I often use Saka Riders for this job. Albeit not armour-piercing, their lances are faster than those of ESN, they are probably as fast as any infantry weapon, so they do quite well, too. (+ they are cheaper)
Why are the Early Saka Nobles so popular?
The Saka are my favourite nomad faction, but I don't like the ESN all that much...
Granted, they do have excellent arrow range, but:
- they can't do cantabrian circle
- they have low ammo (30, compared to 40 for most HAs)
- they have all the disadvantages of heavy armour, but still their armour value is pretty low (they seem to be on the disadvantageous side of a turning point); I'd prefer either Yancai Uaezdaettae, who have (only slightly) worse armour but retain all mobility including cantabrian circle, or a heavy HA with decent armour like Daha Uazdaettae for example.

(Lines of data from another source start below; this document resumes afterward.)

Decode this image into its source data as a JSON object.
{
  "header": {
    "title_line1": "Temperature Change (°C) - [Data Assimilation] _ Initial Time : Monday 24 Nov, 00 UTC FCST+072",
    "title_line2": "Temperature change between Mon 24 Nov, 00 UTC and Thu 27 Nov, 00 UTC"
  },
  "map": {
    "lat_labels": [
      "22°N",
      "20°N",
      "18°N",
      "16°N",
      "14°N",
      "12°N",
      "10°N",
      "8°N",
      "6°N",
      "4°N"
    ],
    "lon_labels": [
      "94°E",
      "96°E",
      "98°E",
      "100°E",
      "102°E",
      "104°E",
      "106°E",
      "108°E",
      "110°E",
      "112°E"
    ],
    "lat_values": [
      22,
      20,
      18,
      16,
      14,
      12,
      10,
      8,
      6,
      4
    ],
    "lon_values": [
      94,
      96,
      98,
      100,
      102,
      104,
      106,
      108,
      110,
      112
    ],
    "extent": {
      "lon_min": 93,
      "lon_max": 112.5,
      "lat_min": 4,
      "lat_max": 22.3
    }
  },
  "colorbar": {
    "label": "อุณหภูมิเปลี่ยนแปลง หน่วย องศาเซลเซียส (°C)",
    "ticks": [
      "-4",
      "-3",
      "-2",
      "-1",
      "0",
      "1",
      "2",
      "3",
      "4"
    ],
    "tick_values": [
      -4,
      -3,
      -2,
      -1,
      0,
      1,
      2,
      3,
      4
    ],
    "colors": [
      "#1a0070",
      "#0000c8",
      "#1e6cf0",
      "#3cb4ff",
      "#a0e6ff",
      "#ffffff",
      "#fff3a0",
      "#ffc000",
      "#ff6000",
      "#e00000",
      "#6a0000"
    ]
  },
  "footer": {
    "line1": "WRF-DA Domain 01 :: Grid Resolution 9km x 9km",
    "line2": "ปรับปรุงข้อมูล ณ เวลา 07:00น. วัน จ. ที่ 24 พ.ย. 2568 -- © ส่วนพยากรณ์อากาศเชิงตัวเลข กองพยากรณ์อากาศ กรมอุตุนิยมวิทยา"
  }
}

They're cheap, upkeep 643 compared to 898 for the yancai, excellent in melee, have good morale and a MASSIVE recruitment area. I'd have to disagree with you on the armour front, i feel they have good enough armour for repelling arrows whilst still having lots of mobility. Their only downside would be the number of arrows but thats pretty much it in my opinion.

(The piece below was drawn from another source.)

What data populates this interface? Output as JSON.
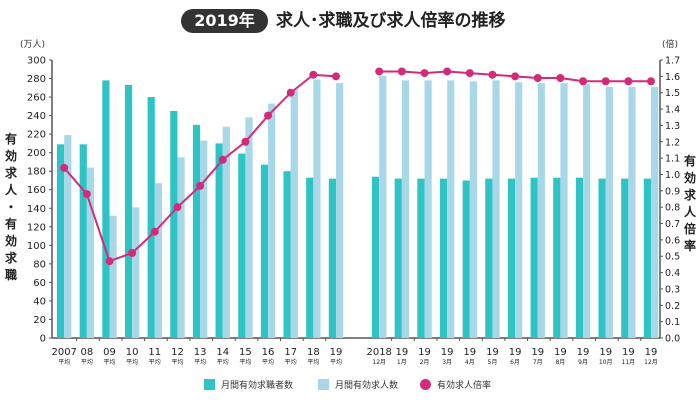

I tend to use them supported by swarms of light HA's early in the game, but later on they become my main HA component supporting the cataphracts. I use the Dehbed to fufill a similar role in my Pahlava games.
Macilrille
04-01-2009, 19:56
All those nomad Barbaria/Barbarus should be wiped out and led through Rome in Triumph so they no longer bother civilised peoples!!!
I never actually played a Nomad faction. When current Roman one is over it will probably be Baktria or Suebi, then a Nomad one. I will look at your recommendations then.
Despite my hate of Nomads, I have played a sauromatae game, it was funish, but horribly unsatisfying, the AI couldn't fight back and felt way to exploitive to use them
athanaric
04-02-2009, 17:18
EBII has another great nomad faction though. I think that's going to be my new favourite.
Looks as if it will have another "barbarian" faction as well... I bet it's the Boii.
Voted Saka for their lovely units and their ability to adapt in certain way to Hellenic and Indian ways. Economically speaking, I like Pahlava best though.
HunGeneral
04-02-2009, 18:56
All those nomad Barbaria/Barbarus should be wiped out and led through Rome in Triumph so they no longer bother civilised peoples!!!
Well first of all: "quisqe est barbarus alio".
Actually I found roman and hellene slave... levy soldiers to be quite usefull as fodder... distraction while my horsemen finish of anyone who opposes them.
I never actually played a Nomad faction. When current Roman one is over it will probably be Baktria or Suebi, then a Nomad one. I will look at your recommendations then.
I'll be here, don't worry.
New nomad faction in EBII? - I should check the EBII forum more often.:sweatdrop:
Ignopotens
04-03-2009, 07:59
the Sauros don't have proper catas
The Sarmatians don't need cataphracts! Their FM's are tanks. I don't think I ever had one die in battle, and I had their empire essentially the size of modern Russia when I lost my save in the 1.2 upgrade.